Tuesday 11 December 2007

Climate change hits Mars

So how is it that humans are causing all this global warming if it is happening on Mars too? That would seem to point to the Sun as the cause of warming on Earth too? More lies being fed to us by a system which sees us as mere cattle. There are scumbags out there who think a 90% depopulation of the planet would be a good idea - as long as they are in the 10% no doubt!!! Most of what we are told is a lie, most of what we learnt at school is a lie - much of what ou you hear online is a lie. The solution: question everything and everyone. Most of the time you'll find that they either don't know as much as they claim, or what they do know is based on a foundation of ideologically inspired bullshit! There was a time when humanity thought the sun revolved around the earth and burnt anyone who dared challenge than notion. The same is true today, humans aren't any more civilised or intelligent! We are basically just a bunch of primates with machine guns!

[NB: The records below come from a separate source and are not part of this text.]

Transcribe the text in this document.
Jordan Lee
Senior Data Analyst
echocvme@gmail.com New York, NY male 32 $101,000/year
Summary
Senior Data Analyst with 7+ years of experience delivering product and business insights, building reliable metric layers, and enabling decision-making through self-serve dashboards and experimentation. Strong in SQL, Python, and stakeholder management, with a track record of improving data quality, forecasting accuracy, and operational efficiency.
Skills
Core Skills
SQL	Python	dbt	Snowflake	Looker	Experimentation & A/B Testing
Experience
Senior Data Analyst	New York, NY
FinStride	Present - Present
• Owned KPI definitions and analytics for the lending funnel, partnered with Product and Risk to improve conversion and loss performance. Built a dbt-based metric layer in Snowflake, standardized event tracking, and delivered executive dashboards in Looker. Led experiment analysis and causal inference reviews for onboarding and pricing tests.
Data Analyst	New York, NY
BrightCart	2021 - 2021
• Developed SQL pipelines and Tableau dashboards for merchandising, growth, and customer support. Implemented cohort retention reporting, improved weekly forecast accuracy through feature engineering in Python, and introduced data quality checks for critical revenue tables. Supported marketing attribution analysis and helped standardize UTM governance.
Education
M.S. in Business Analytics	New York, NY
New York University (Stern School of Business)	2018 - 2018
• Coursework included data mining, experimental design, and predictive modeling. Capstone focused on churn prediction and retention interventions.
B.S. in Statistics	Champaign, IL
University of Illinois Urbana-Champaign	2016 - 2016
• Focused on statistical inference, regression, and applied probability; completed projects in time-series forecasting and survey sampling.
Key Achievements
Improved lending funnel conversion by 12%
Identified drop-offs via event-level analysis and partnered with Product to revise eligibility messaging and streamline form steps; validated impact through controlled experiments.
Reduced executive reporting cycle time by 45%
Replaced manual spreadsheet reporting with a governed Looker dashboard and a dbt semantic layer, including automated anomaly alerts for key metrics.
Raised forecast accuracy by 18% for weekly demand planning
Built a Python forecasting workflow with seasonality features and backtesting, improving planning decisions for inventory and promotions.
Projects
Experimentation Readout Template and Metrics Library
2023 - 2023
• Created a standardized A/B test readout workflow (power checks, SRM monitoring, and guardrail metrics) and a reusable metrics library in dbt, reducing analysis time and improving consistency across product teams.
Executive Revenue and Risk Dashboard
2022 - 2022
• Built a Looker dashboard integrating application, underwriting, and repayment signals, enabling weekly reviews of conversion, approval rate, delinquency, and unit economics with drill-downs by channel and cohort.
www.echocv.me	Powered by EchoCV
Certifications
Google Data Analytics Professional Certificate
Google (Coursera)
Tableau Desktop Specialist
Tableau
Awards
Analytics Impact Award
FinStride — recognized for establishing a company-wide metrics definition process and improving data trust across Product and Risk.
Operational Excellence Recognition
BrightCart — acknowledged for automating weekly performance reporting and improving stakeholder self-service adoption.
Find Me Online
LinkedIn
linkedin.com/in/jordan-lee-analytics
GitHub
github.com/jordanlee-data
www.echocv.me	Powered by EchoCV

Scientists from Nasa say that Mars has warmed by about 0.5C since the 1970s. This is similar to the warming experienced on Earth over approximately the same period.

Since there is no known life on Mars it suggests rapid changes in planetary climates could be natural phenomena.

The mechanism at work on Mars appears, however, to be different from that on Earth. One of the researchers, Lori Fenton, believes variations in radiation and temperature across the surface of the Red Planet are generating strong winds.

In a paper published in the journal Nature, she suggests that such winds can stir up giant dust storms, trapping heat and raising the planet’s temperature.

Fenton’s team unearthed heat maps of the Martian surface from Nasa’s Viking mission in the 1970s and compared them with maps gathered more than two decades later by Mars Global Surveyor. They found there had been widespread changes, with some areas becoming darker.

When a surface darkens it absorbs more heat, eventually radiating that heat back to warm the thin Martian atmosphere: lighter surfaces have the opposite effect. The temperature differences between the two are thought to be stirring up more winds, and dust, creating a cycle that is warming the planet.